Burr’s getting pretty fed up with Hamilton. Before, his introductions were insulting, but might have been reporting–everyone wants to know how a “bastard, orphan, son of a whore . . . ” attained such status. In the introduction in “A Winter’s Ball” (which is in turn the introduction to “Helpless”), straight off Burr’s unsuccessful attempt to gain Washington’s favor, it’s sounding more personal.

How does the bastard, orphan, son of a whore go on and on,
Grow into more of a phenomenon?
Watch this obnoxious, arrogant, loudmouth bother
Be seated at the right hand of the father.

At the same time, we see the rapport between them, a teasing rivalry from two men who are both “reliable with the ladies”:

Burr: A winter’s ball
And the Schuyler sisters are the envy of all
Yo, if you can marry a sister, you’re rich, son

Hamilton: Is it a question of if, Burr, or which one?

That’s prescient, but we don’t know that yet. “Helpless,” on its own, is a straightforward R&B love song, the story of love at first sight and the courtship of just a few weeks that followed. The year is 1780, the chorus informs us, but it’s not that different from our day, with young people dancing in an overheated room, nervous attendees eyeing each other across the crowd, sisters playing matchmaker, and “the band . . . top volume,” though I do find it a comical stretch to imagine anyone “grind[ing] to the rhythm” of an 18th century chamber orchestra. Likewise, modern soldiers take note: have you ever tried a line like “If it takes fighting a war for us to meet, it will have been worth it”? It worked for Alexander Hamilton.

The song is beautifully constructed. Burr, Hamilton and Laurens’s uncreative flirting “Hey, hey, hey, hey” (apparently even Hamilton was not always golden-tongued) turns into the women’s sung chorus, and Eliza enters with “I do,” signalling that by the end of the song, we can expect to be hearing a wedding march, which we do. The first verse gives us the initial meeting at the party, which is echoed by the betrothal in the second verse. “Grind to the rhythm as we wine and dine” in the first scene with Eliza’s sister becomes “I’m dying inside as you wine and dine” with her father; “Laughin’ at my sister as she’s dazzling the room” becomes “Laughin’ at my sister ’cause she wants to form a harem.” (We learn so much about the affection between Eliza and Angelica in the space of this song.) Likewise,

My sister made her way across the room to you
And I got nervous, thinking “What’s she gonna do?”
She grabbed you by the arm, I’m thinkin’ “I’m through”
Then you look back at me and suddenly I’m
Helpless!

becomes

My father makes his way across the room to you
I panic for a second, thinking “we’re through”
But then he shakes your hand and says “Be true”
And you turn back to me, smiling, and I’m
Helpless!

I came to the play a little skeptical about the whole hip hop musical idea. “Helpless” seems designed to persuade people like me; it builds a bridge, as if deliberately, between a musical convention of musical theater and one of hip hop. The spoken interlude (here illustrated by the several lines of dialogue among Hamilton, Angelica and Eliza beginning, “Where are you taking me?”) is familiar to anyone who knows musical theater; Miranda pairs it with the rapped interlude that begins “Eliza, I don’t have a dollar to my name.” Ah, I realized–I know how this goes! It’s not a departure from the genre of musical theater so much as an exciting new variation upon it.

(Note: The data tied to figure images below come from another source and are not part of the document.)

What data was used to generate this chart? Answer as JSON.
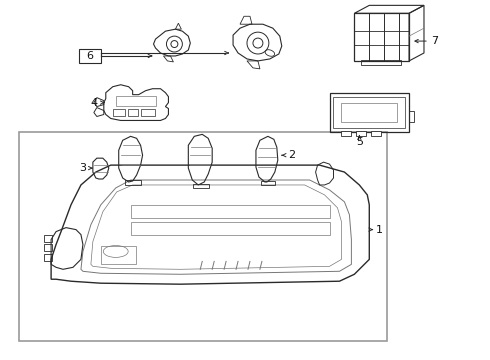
{
  "background_color": "#ffffff",
  "line_color": "#2a2a2a",
  "line_color_light": "#777777",
  "border_color": "#999999",
  "label_color": "#111111",
  "figsize": [
    4.9,
    3.6
  ],
  "dpi": 100
}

Oh, and if you think rapping is “just talking,” try rapping Miranda’s part here, and notice how it changes pitch, following and interweaving with the instruments. One of the beauties of rap is that it reveals the pitch of speech, showing us that everything we speak, we actually sing.

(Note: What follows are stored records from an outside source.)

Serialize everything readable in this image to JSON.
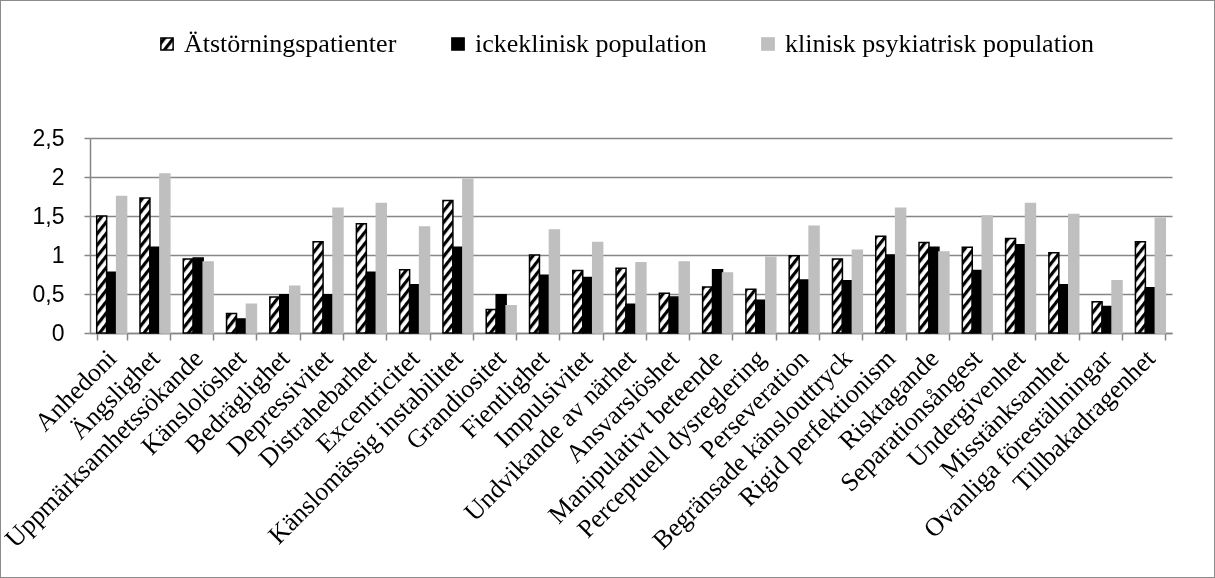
{
  "chart_data": {
    "type": "bar",
    "categories": [
      "Anhedoni",
      "Ängslighet",
      "Uppmärksamhetssökande",
      "Känslolöshet",
      "Bedräglighet",
      "Depressivitet",
      "Distrahebarhet",
      "Excentricitet",
      "Känslomässig instabilitet",
      "Grandiositet",
      "Fientlighet",
      "Impulsivitet",
      "Undvikande av närhet",
      "Ansvarslöshet",
      "Manipulativt beteende",
      "Perceptuell dysreglering",
      "Perseveration",
      "Begränsade känslouttryck",
      "Rigid perfektionism",
      "Risktagande",
      "Separationsångest",
      "Undergivenhet",
      "Misstänksamhet",
      "Ovanliga föreställningar",
      "Tillbakadragenhet"
    ],
    "series": [
      {
        "name": "Ätstörningspatienter",
        "color": "#000000",
        "values": [
          1.5,
          1.73,
          0.95,
          0.25,
          0.46,
          1.17,
          1.4,
          0.81,
          1.7,
          0.3,
          1.0,
          0.8,
          0.83,
          0.51,
          0.59,
          0.56,
          0.99,
          0.95,
          1.24,
          1.16,
          1.1,
          1.21,
          1.03,
          0.4,
          1.17
        ]
      },
      {
        "name": "ickeklinisk population",
        "color": "#000000",
        "values": [
          0.78,
          1.1,
          0.96,
          0.18,
          0.49,
          0.49,
          0.78,
          0.62,
          1.1,
          0.49,
          0.74,
          0.71,
          0.37,
          0.46,
          0.81,
          0.42,
          0.68,
          0.67,
          1.0,
          1.1,
          0.8,
          1.13,
          0.62,
          0.34,
          0.58
        ]
      },
      {
        "name": "klinisk psykiatrisk population",
        "color": "#bfbfbf",
        "values": [
          1.75,
          2.04,
          0.91,
          0.37,
          0.6,
          1.6,
          1.66,
          1.36,
          1.97,
          0.35,
          1.32,
          1.16,
          0.9,
          0.91,
          0.77,
          0.97,
          1.37,
          1.06,
          1.6,
          1.04,
          1.5,
          1.66,
          1.52,
          0.67,
          1.47
        ]
      }
    ],
    "ylim": [
      0,
      2.5
    ],
    "yticks": [
      0,
      {
        "value": 0.5,
        "label": "0,5"
      },
      1,
      {
        "value": 1.5,
        "label": "1,5"
      },
      2,
      {
        "value": 2.5,
        "label": "2,5"
      }
    ],
    "grid": "y",
    "legend": "top"
  }
}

We’ve established that I love Lin-Manuel Miranda’s virtuosic rhyming, and here’s one form it takes: a line that doesn’t seem to have a rhyme at all can have its rhyming partner arrive several lines later–or half a song later–or half a play later. It delivers a deeply satisfying ahhhh, as if we’ve been unconsciously waiting for it to appear. The most dramatic case I’ve noticed in Hamilton is the refrain in “Wait for It,” about one-quarter of the way into the play:

I’m willing to wait for it,

whose rhyme arrives at last in the second-to-last song, when, having just killed Hamilton, Burr sings, to the same melody,

I’m the one who paid for it.

We didn’t even know that “Wait for It” was waiting for its fulfillment until it arrived.

“Helpless” gives us a smaller but deeply satisfying case of this phenomenon. One of Eliza’s first lines is “Look into your eyes and the sky’s the limit,” a sweet expression of what it’s like fall in love (just as Philippa Soo’s gorgeously fluid voice tells us how joyous it feels), but nothing much on its own. Then Alexander raps and their voices intertwine, and look at that:

Hamilton: My life is gon’ be fine ’cause Eliza’s in it
Eliza: I look into your eyes, and the sky’s the limit

Two people find each other. Their lines match, like two halves of a broken ring. They’re married.